Here is brief summary.
| Statistics | Day 1 (G) | Day 3 (H) | Day 7 (I) | Day 11 (J) | Day 18 (L) |
|---|---|---|---|---|---|
| number of cells | 19.000 | 20,654 | 20,962 | 12,802 | 33,837 |
| number of clones | 86 | 86 | 86 | 84 | 84 |
| number of genotypes | 39 | 39 | 39 | 38 | 38 |
For genotypes without special suffix (e.g, het and e), they represent the homozygous knockout of the corresponding gene.
-
HHEXhet, PDX1het, GATA6het and GATA4het represent heterozygous knockout of HHEX, PDX1, GATA6 and GATA4.
-
TET1/2/3 is the homozygous knockout of TET1, TET2 and TET3.
-
QSER1TET1 is the homozygous knockout of QSER1 and TET1.
-
HHEXe and ONECUT1e stand for the homozygous deletion of one of the HHEX and ONECUT1 enhancers.

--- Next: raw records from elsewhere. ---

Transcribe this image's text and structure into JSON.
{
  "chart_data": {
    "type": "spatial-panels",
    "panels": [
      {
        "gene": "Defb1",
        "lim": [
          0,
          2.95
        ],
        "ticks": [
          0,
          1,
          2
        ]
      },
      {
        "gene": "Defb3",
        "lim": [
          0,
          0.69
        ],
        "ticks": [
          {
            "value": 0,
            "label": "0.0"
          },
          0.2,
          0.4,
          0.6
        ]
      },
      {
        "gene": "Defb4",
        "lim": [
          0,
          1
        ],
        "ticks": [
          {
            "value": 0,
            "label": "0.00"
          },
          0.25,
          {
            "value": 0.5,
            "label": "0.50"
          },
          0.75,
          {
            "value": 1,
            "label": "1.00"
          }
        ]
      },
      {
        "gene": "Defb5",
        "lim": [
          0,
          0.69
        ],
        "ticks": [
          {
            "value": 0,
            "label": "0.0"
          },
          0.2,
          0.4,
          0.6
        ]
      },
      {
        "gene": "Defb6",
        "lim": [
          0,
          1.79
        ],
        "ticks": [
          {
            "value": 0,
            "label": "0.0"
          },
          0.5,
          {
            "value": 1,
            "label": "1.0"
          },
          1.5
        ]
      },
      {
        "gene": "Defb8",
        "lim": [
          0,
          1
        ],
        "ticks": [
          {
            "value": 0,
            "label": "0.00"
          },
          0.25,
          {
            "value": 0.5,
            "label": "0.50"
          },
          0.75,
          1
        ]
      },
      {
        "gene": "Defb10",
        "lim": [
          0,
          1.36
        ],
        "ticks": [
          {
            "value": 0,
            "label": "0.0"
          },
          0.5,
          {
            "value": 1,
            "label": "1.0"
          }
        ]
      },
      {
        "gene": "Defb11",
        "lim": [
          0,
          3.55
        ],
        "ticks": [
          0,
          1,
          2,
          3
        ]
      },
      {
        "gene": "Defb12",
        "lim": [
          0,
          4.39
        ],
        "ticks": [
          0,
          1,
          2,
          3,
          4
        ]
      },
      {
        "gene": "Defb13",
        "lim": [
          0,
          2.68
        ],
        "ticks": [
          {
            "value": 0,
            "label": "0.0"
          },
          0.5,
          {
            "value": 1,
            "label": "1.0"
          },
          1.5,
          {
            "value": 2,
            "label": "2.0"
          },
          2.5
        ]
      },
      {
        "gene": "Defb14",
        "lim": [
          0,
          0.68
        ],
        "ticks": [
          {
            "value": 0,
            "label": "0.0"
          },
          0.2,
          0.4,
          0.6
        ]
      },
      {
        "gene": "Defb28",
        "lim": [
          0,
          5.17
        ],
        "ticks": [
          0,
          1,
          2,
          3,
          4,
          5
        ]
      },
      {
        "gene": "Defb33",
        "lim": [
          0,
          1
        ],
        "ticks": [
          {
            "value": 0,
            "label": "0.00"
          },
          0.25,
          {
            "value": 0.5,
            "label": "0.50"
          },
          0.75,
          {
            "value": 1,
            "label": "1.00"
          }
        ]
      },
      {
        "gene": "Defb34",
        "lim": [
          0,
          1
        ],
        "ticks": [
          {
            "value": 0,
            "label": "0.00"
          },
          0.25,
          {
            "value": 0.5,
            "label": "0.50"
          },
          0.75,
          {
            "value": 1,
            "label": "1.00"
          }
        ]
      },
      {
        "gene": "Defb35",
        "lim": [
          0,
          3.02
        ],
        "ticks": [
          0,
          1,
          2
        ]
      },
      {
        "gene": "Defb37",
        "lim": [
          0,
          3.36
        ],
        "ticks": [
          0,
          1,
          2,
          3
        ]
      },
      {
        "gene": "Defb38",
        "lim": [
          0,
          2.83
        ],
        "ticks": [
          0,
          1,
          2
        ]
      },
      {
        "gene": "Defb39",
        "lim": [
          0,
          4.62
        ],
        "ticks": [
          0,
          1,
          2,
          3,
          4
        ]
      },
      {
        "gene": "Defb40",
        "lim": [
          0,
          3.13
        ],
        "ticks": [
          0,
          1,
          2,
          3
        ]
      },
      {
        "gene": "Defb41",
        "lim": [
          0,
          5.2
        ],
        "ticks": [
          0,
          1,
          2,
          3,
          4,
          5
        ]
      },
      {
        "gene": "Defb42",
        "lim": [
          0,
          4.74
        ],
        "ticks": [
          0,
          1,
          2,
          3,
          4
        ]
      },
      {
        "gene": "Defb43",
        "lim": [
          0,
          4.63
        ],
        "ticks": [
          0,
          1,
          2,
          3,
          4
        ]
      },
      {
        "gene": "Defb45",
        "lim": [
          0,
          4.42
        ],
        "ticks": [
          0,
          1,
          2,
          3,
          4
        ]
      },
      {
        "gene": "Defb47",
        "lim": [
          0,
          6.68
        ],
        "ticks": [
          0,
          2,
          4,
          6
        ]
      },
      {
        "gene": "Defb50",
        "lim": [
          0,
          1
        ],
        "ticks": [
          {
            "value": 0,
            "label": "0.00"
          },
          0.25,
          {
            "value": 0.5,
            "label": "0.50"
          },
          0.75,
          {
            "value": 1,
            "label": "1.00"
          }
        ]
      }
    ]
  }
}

HHEXe and ONECUT1e are expected to express lower level of HHEX and ONECUT1 transcripts, but for the other lines, you may or may not see a decrease in mRNA level, because the way to generate the knockout is to introduce frameshift mutations, which result in malfunctional and instable proteins but may not affect RNA abundance.
-
0a_process_metadata.Rmd
Process and clean cell metadata. -
0b_process_metadata.Rmd
Process and clean cell metadata. -
1_cell_type_composition.Rmd
Examine genotype-specific cell type composition and identify genotypes associated with significant changes in cell type composition compared with WT cells. -
2_pca_anova.Rmd
Perform PCA on pseudobulk samples and quantify proportion of variance attributed to relevant technical and biological factors. -
3a_prepare_DE.Rmd
Identify genotypes for which pseudobulk-level differential expression (DE) analysis could be performed. -
3b_pseudobulk_DE.Rmd
Run pseudobulk-level DE analysis for KO genotypes vs WT, conditioned on a given cell type. -
3c_process_DE_res.Rmd
Collect DE results from different cell types and save as text files. -
3d_nDEGs.Rmd
Check the number of DE genes using the pseudobulk approach. -
3e_cell-level-DE.Rmd
Run cell-level DE analysis for KO genotypes vs WT, conditioned on a given cell type. -
3f_nDEGs_cell-level.Rmd
Check the number of DE genes using the cell-level approach. -
3g_compare-DE.Rmd
Compare the DE results using the pseudobulk and cell-level approaches in terms of their -log10(p-value). -
4_genotype-plots.Rmd
Time-point–specific visualizations of UMAP embeddings, cell type compositions, and number of DE genes for each genotype.
-
metadata.csv
Contains cell-level metadata
-
anova/
Contains results from PCA and ANOVA analyses, including variance partitioning by technical and biological factors.
-
cell_type_composition/
Stores processed data and plots related to genotype-specific cell type compositions and statistical comparisons with WT.
-
differential_expression/
Holds pseudobulk-level differential expression results, including per–cell type DE gene tables and summary statistics.
-
genotype_plots/
Contains time-point–specific visualizations for each genotype, including UMAP embeddings, and cell type proportion bar plots.